Display Zoom can be turned on in the Settings app under Display & Brightness and View. Standard shows more content on the screen, and zoomed shows larger controls for content. Display Zoom makes elements on screen more legible with larger tap targets. All modern iPhones support adjusting text size where Dynamic Text is supported.
Dynamic Zoom presented a dramatic difference on iPhone 6 Plus and other 5.5-inch phones, but was less subtle on iPhone 6 and other 4.7-inch phones. That’s because Display Zoom presented a version of the operating system designed for much smaller screens but scaled up. The effect was the same as running an app designed for a 4-inch phone like iPhone 5 on a larger screen without full resolution support.

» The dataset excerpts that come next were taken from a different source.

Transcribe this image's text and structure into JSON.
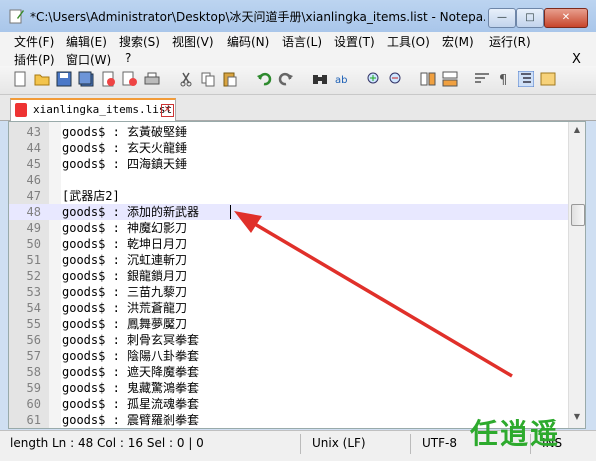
{
  "window": {
    "title": "*C:\\Users\\Administrator\\Desktop\\冰天问道手册\\xianlingka_items.list - Notepa...",
    "min_glyph": "—",
    "max_glyph": "□",
    "close_glyph": "✕"
  },
  "menu": {
    "row1": [
      "文件(F)",
      "编辑(E)",
      "搜索(S)",
      "视图(V)",
      "编码(N)",
      "语言(L)",
      "设置(T)",
      "工具(O)",
      "宏(M)",
      "运行(R)"
    ],
    "row2": [
      "插件(P)",
      "窗口(W)",
      "?"
    ],
    "close": "X"
  },
  "tab": {
    "label": "xianlingka_items.list",
    "close": "✕"
  },
  "editor": {
    "lines": [
      {
        "num": "43",
        "text": "goods$ : 玄黃破堅錘"
      },
      {
        "num": "44",
        "text": "goods$ : 玄天火龍錘"
      },
      {
        "num": "45",
        "text": "goods$ : 四海鎮天錘"
      },
      {
        "num": "46",
        "text": ""
      },
      {
        "num": "47",
        "text": "[武器店2]"
      },
      {
        "num": "48",
        "text": "goods$ : 添加的新武器"
      },
      {
        "num": "49",
        "text": "goods$ : 神魔幻影刀"
      },
      {
        "num": "50",
        "text": "goods$ : 乾坤日月刀"
      },
      {
        "num": "51",
        "text": "goods$ : 沉虹連斬刀"
      },
      {
        "num": "52",
        "text": "goods$ : 銀龍鎖月刀"
      },
      {
        "num": "53",
        "text": "goods$ : 三苗九藜刀"
      },
      {
        "num": "54",
        "text": "goods$ : 洪荒蒼龍刀"
      },
      {
        "num": "55",
        "text": "goods$ : 鳳舞夢魘刀"
      },
      {
        "num": "56",
        "text": "goods$ : 刺骨玄冥拳套"
      },
      {
        "num": "57",
        "text": "goods$ : 陰陽八卦拳套"
      },
      {
        "num": "58",
        "text": "goods$ : 遮天降魔拳套"
      },
      {
        "num": "59",
        "text": "goods$ : 鬼藏驚鴻拳套"
      },
      {
        "num": "60",
        "text": "goods$ : 孤星流魂拳套"
      },
      {
        "num": "61",
        "text": "goods$ : 震臂羅剎拳套"
      }
    ],
    "current_line_index": 5
  },
  "status": {
    "length": "length",
    "position": "Ln : 48    Col : 16    Sel : 0 | 0",
    "eol": "Unix (LF)",
    "encoding": "UTF-8",
    "mode": "INS"
  },
  "watermark": "任逍遥",
  "colors": {
    "annotation_arrow": "#e0302a",
    "current_line": "#e8e8ff",
    "watermark": "#2daa2d"
  }
}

The iPhone X and iPhone XS have a larger 5.8-inch display but a different aspect ratio to iPhone 5 and iPhone 6 style phones. For this reason, there are no smaller versions of apps that can easily scale up for Display Zoom.
The iPhone XS Max has a larger 6.5-inch display and the same aspect ratio of iPhone X, however, so apps designed for iPhone X and iPhone XS can run scaled up in Display Zoom on iPhone XS Max.
This likely means we’ll see Display Zoom featured on iPhone XR as well. It features a larger 6.1-inch display with the same aspect ratio as iPhone X (and the same practical resolution as iPhone XS Max, only 2x instead of 3x).
The effect Display Zoom has visually is less dramatic on iPhone XS Max (and likely iPhone XR) however, as the jump from 4-inch screens to 4.7-inch and 5.5-inch screens is more dramatic than 5.8-inch screens to 6.1-inch and 6.5-inch.